MANILA, Oct 15 (Reuters) Philippine President Gloria Macapagal Arroyo revived plans today to change the constitution, but for the first time said any change could come only after she leaves office in 2010.
Talk of changing the constitution died down late last year after the powerful Catholic church opposed attempts to hold a referendum on the issue. Many viewed the move as an attempt by Arroyo to stay in office beyond 2010, when her constitutionally mandated term of office ends.
Addressing a forum in Manila, Arroyo said she has formed a government panel to draft plans for the establishment of a federal form of government in 2012.
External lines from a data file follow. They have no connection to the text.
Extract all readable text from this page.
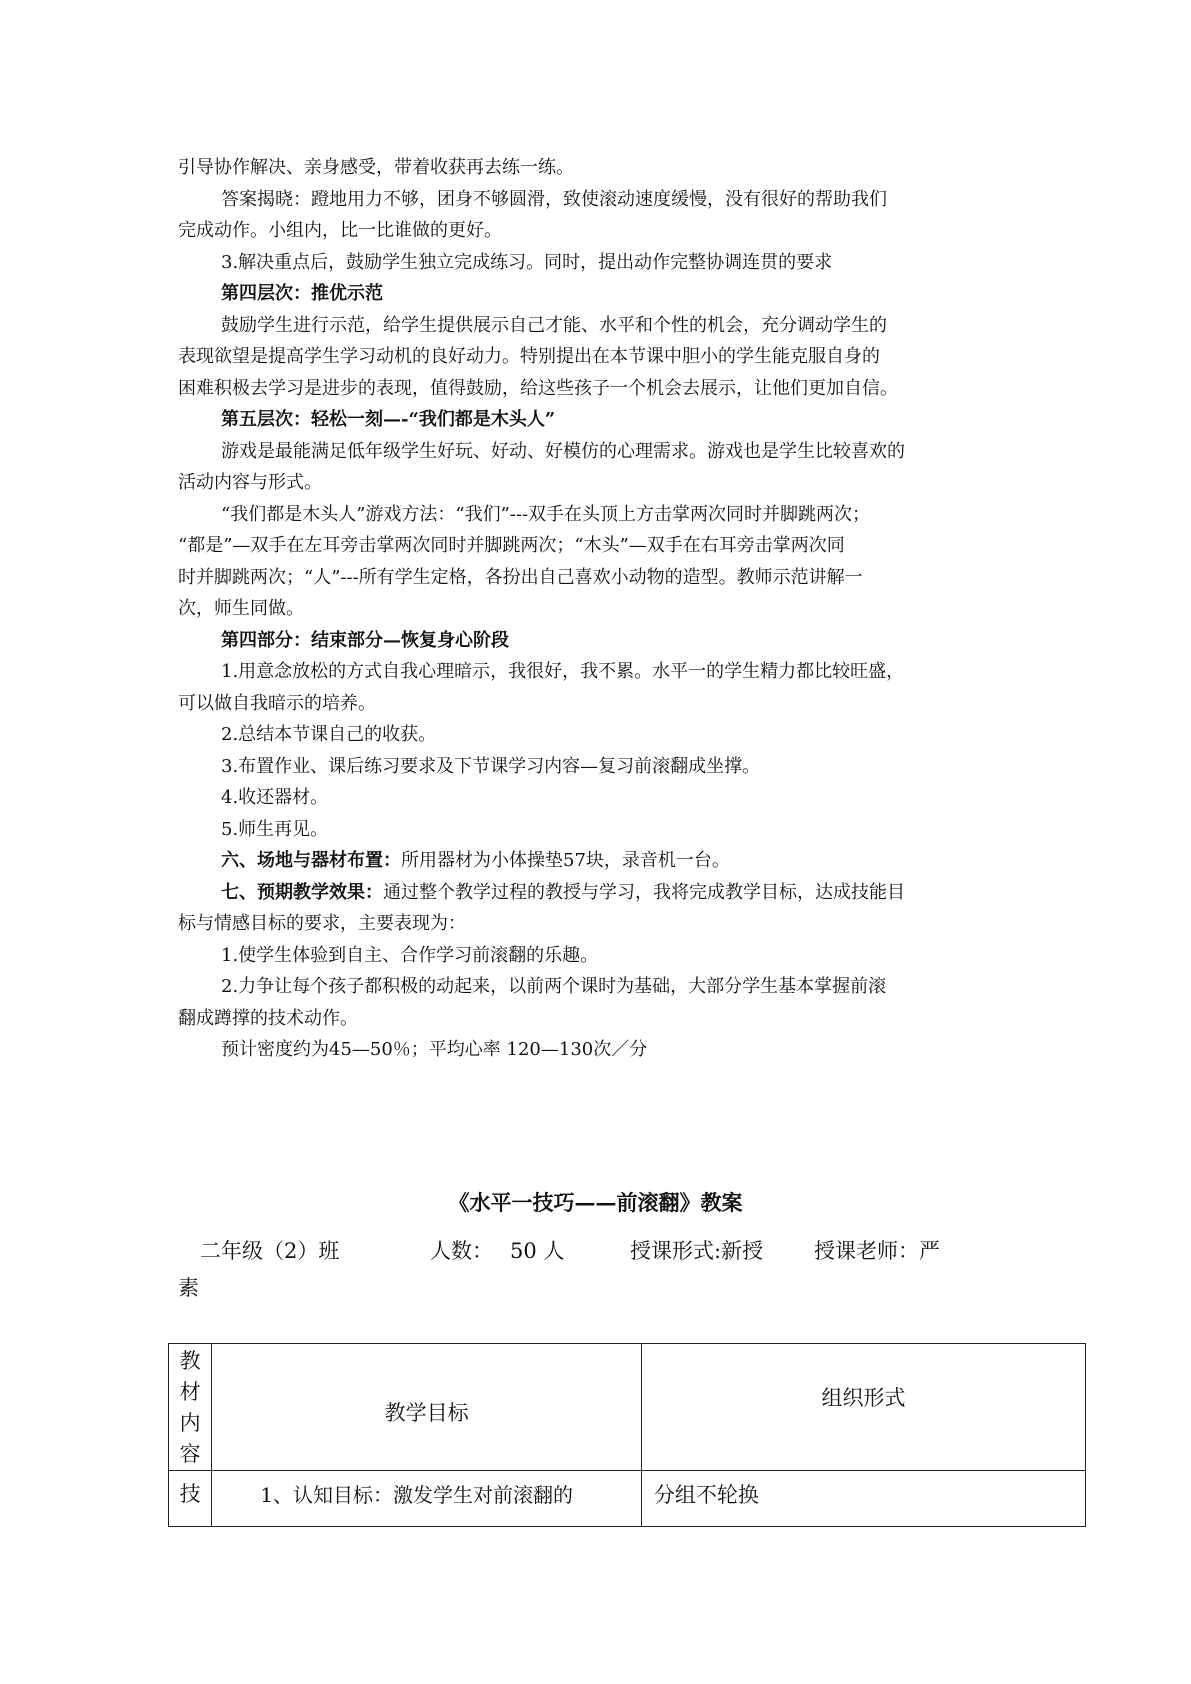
引导协作解决、亲身感受，带着收获再去练一练。

答案揭晓：蹬地用力不够，团身不够圆滑，致使滚动速度缓慢，没有很好的帮助我们

完成动作。小组内，比一比谁做的更好。

3.解决重点后，鼓励学生独立完成练习。同时，提出动作完整协调连贯的要求

第四层次：推优示范

鼓励学生进行示范，给学生提供展示自己才能、水平和个性的机会，充分调动学生的

表现欲望是提高学生学习动机的良好动力。特别提出在本节课中胆小的学生能克服自身的

困难积极去学习是进步的表现，值得鼓励，给这些孩子一个机会去展示，让他们更加自信。

第五层次：轻松一刻—-“我们都是木头人”

游戏是最能满足低年级学生好玩、好动、好模仿的心理需求。游戏也是学生比较喜欢的

活动内容与形式。

“我们都是木头人”游戏方法：“我们”---双手在头顶上方击掌两次同时并脚跳两次；

“都是”—双手在左耳旁击掌两次同时并脚跳两次；“木头”—双手在右耳旁击掌两次同

时并脚跳两次；“人”---所有学生定格，各扮出自己喜欢小动物的造型。教师示范讲解一

次，师生同做。

第四部分：结束部分—恢复身心阶段

1.用意念放松的方式自我心理暗示，我很好，我不累。水平一的学生精力都比较旺盛，

可以做自我暗示的培养。

2.总结本节课自己的收获。

3.布置作业、课后练习要求及下节课学习内容—复习前滚翻成坐撑。

4.收还器材。

5.师生再见。

六、场地与器材布置：所用器材为小体操垫57块，录音机一台。

七、预期教学效果：通过整个教学过程的教授与学习，我将完成教学目标，达成技能目

标与情感目标的要求，主要表现为：

1.使学生体验到自主、合作学习前滚翻的乐趣。

2.力争让每个孩子都积极的动起来，以前两个课时为基础，大部分学生基本掌握前滚

翻成蹲撑的技术动作。

预计密度约为45—50％；平均心率 120—130次／分

《水平一技巧——前滚翻》教案
二年级（2）班	人数： 50 人	授课形式:新授 授课老师：严
素
教
材
内
容	教学目标	组织形式
技	1、认知目标：激发学生对前滚翻的	分组不轮换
''We are hereby forming a panel to draft a roadmap to federalism by 2012,'' Arroyo said, adding the measure would also help address the issue of insurgency in the southern Philippines.
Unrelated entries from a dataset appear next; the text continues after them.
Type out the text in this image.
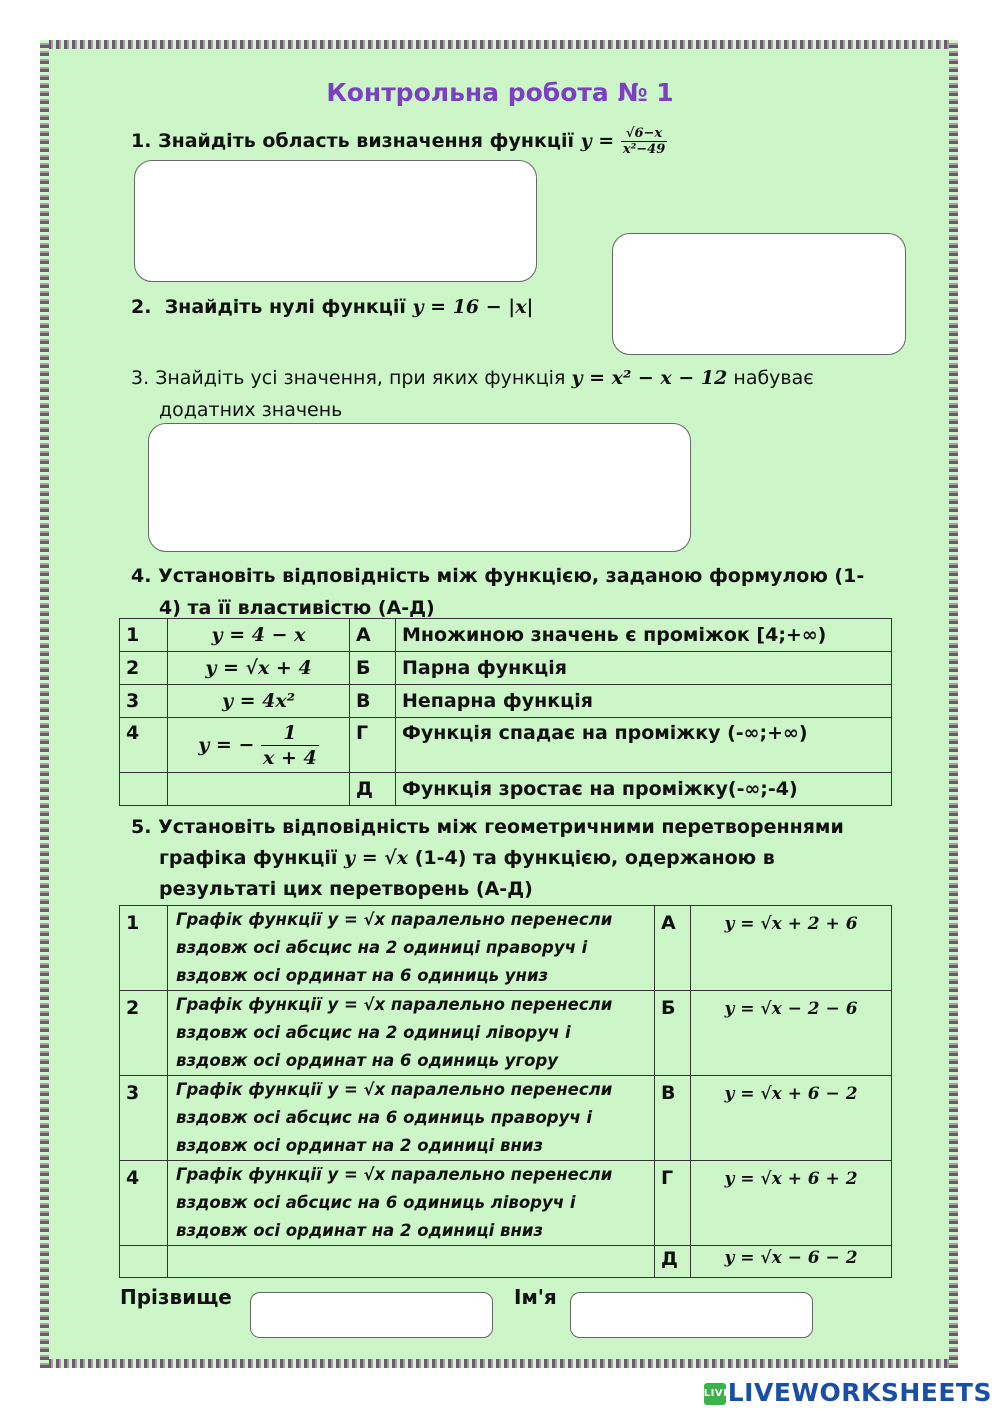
Контрольна робота № 1
1. Знайдіть область визначення функції $y = \frac{√6-x}{\text{x²−49}}$
2. Знайдіть нулі функції y = 16 − |x|
3. Знайдіть усі значення, при яких функція y = x² − x − 12 набуває
додатних значень
4. Установіть відповідність між функцією, заданою формулою (1-
4) та її властивістю (А-Д)
1	y = 4 − x	А	Множиною значень є проміжок [4;+∞)
2	y = √x + 4	Б	Парна функція
3	y = 4x²	В	Непарна функція
4	y = − $\frac{1}{x + 4}$	Г	Функція спадає на проміжку (-∞;+∞)
		Д	Функція зростає на проміжку(-∞;-4)
5. Установіть відповідність між геометричними перетвореннями
графіка функції y = √x (1-4) та функцією, одержаною в
результаті цих перетворень (А-Д)
1	Графік функції y = √x паралельно перенесли
вздовж осі абсцис на 2 одиниці праворуч і
вздовж осі ординат на 6 одиниць униз	А	y = √x + 2 + 6
2	Графік функції y = √x паралельно перенесли
вздовж осі абсцис на 2 одиниці ліворуч і
вздовж осі ординат на 6 одиниць угору	Б	y = √x − 2 − 6
3	Графік функції y = √x паралельно перенесли
вздовж осі абсцис на 6 одиниць праворуч і
вздовж осі ординат на 2 одиниці вниз	В	y = √x + 6 − 2
4	Графік функції y = √x паралельно перенесли
вздовж осі абсцис на 6 одиниць ліворуч і
вздовж осі ординат на 2 одиниці вниз	Г	y = √x + 6 + 2
		Д	y = √x − 6 − 2
Прізвище	Ім'я
LIVELIVEWORKSHEETS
She said the measures would eventually result in changes to the 1987 constitution.
In December 2006, Arroyo was forced to retreat from pushing efforts to amend the constitution and shift to a parliamentary form of government after the church threatened to mobilise street protests.
Political analysts, however, believe Arroyo's announcement to revive the issue could be an attempt to deflect attention away from bribery scandals that have hit her administration in recent weeks.
''It's more of the talk than the walk,'' said Ramon Casiple, executive director of the Institute for Political and Electoral Reforms.
Last month, Arroyo's husband was named in a kickback scandal involving a multi-million dollar broadband project and his golfing buddy -- the head of the elections commission -- quit his job.
Last week a senior official of Arroyo's political party, Kampi, was fired after he allegedly offered bribes to opposition lawmakers to support a weak impeachment complaint against her, shielding her for at least 12 months from any similar motion.
Today, a Roman Catholic priest who was elected governor of Arroyo's home province claimed to have received half about 11,365 dollars after Arroyo met lawmakers and local officials to discuss her impeachment case in Congress.
''The president was obviously trying to hit two birds with a stone on her latest pronouncement,'' Casiple told Reuters, adding she was wooing support of local officials who favoured the federal system and appeasing House of Representatives Speaker Jose de Venecia, a known supporter of constitutional change.
Relations between Arroyo and de Venecia have been strained recently because his son named Arroyo's husband in a senate inquiry into the 330 million dollars broadband deal.